Marcelo Bazán Lazcano señala que la Ley Avellaneda,
de 1876, proporciona la definición de inmigrante.
Distingue "entre los inmigrantes ‘sensu stricto’, o
sea los que venían con pasaje de segunda o tercera clase
por cuenta del gobierno u otras
entidades, y los que entre el 25 de mayo de 1810 y el presente
han arribado a nuestro territorio a su costa, como polizones o en
cualquier otra forma clandestina o ilegal. Podría
sostenerse, pues, que los segundos son, prima facie, definibles
como inmigrantes ‘lato sensu’, aunque hubieran venido
en primera clase y aunque lo hubiesen hecho con bienes de
fortuna y hasta con títulos nobiliarios"(1). Cabe destacar
que –a criterio de Andrew Graham Yooll- "los
británicos se negaron tenazmente a ser categorizados como
inmigrantes, lo que significaba un descenso en la clase social"
(2).
¿Qué sucedió con los inmigrantes que
llegaron a la Argentina?
¿Fueron aceptados o rechazados? La actitud que
toman no será la misma, según el inmigrante sea
anglosajón o italiano y español, y
según la clase social a la que pertenezcan nativos y
extranjeros. Aún dentro de la clase dirigente hay
divergencia: mientras que Cané (3) y Cambaceres (4)

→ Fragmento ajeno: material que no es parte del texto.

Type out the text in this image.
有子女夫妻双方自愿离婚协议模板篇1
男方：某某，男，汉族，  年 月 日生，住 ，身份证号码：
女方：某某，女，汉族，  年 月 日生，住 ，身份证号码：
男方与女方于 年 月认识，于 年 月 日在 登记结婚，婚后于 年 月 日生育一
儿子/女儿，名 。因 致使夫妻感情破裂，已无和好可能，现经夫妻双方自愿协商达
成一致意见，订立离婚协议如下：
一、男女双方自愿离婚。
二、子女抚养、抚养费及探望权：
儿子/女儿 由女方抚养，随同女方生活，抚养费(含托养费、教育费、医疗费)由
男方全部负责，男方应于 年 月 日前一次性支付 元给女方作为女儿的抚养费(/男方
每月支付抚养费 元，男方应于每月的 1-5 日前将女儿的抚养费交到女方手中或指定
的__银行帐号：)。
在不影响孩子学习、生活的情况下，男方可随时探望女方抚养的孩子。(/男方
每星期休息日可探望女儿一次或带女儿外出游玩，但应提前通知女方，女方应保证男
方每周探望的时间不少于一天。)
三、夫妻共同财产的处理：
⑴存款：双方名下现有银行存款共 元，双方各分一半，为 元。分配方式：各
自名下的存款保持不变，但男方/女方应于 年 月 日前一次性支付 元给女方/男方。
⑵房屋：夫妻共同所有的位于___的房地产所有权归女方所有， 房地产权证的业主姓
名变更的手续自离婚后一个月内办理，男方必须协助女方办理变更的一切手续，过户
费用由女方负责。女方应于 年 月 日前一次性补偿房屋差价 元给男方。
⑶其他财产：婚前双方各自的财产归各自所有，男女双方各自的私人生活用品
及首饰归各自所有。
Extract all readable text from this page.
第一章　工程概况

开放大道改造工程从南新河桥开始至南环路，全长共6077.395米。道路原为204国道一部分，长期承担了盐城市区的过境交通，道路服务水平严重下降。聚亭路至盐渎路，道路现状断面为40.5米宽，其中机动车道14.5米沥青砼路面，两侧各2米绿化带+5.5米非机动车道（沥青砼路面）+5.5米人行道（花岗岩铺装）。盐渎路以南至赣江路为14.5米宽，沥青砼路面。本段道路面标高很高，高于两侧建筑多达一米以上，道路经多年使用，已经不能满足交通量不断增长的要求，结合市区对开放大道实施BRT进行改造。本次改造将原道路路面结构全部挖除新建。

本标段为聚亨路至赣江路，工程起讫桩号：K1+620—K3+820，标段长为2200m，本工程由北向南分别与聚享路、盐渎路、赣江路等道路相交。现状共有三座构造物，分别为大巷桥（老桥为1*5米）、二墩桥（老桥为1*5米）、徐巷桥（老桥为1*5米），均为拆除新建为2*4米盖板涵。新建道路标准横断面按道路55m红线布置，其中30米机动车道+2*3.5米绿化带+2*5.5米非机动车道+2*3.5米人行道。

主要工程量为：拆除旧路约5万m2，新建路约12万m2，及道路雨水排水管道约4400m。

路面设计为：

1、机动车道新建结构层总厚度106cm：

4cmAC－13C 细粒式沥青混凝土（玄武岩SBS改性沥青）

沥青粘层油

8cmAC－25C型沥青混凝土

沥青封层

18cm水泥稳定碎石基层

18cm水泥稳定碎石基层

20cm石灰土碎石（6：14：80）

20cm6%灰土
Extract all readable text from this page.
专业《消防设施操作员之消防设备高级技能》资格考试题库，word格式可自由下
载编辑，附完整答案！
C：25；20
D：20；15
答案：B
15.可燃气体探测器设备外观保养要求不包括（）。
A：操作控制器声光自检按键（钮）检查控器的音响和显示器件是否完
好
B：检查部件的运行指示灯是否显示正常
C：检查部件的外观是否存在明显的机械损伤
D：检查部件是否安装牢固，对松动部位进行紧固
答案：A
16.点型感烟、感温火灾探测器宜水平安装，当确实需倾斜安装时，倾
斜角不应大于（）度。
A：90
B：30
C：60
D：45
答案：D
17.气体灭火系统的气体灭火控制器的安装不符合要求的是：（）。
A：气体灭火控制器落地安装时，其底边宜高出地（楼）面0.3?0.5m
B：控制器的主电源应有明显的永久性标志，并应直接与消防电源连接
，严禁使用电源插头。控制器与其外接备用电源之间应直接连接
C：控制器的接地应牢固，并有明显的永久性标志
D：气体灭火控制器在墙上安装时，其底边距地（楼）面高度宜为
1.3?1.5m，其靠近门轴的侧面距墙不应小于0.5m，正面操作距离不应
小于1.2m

alertan sobre el peligro de la inmigración, Ocantos (5) y Zeballos (6) la
ven positiva. Los personajes de Fray Mocho entablan con el
inmigrante una relación cordial; los criollos de Arias y
Burgos lo aborrecen.
.La apertura de nuestro país a la
inmigración es elogiada por Gabriela Mistral, quien
escribió: "La Argentina está dando a nuestros
países una enseñanza que ellos no quieren oír:
la de que un año de inmigración hace más por
la raza que diez años de trabajo social
gastado en mejorar la carne vieja. Ninguna empresa
–educación popular, higiene social,
etc.- acelera la evolución de un país nuevo como
ésta del injerto" (7).
En "La formación de una raza argentina", José
Ingenieros se alegra de la adaptación al medio
geográfico que se verifica en los inmigrantes: "Las
variedades de la raza europea aquí trasplantadas sienten
ya, en sus hijos argentinos, los efectos de la adaptación
a otro medio físico, que engendra otras costumbres
sociales. Los Andes, la Pampa, el Litoral, el Atlántico,
la Selva, el Iguazú, son cosas nuestras, y solamente
nuestras. Viviendo junto a ellas, las razas blancas inmigradas
adquieren hábitos e ideas nuevas, hasta engendrar una
variedad, distinta de las originarias" (8).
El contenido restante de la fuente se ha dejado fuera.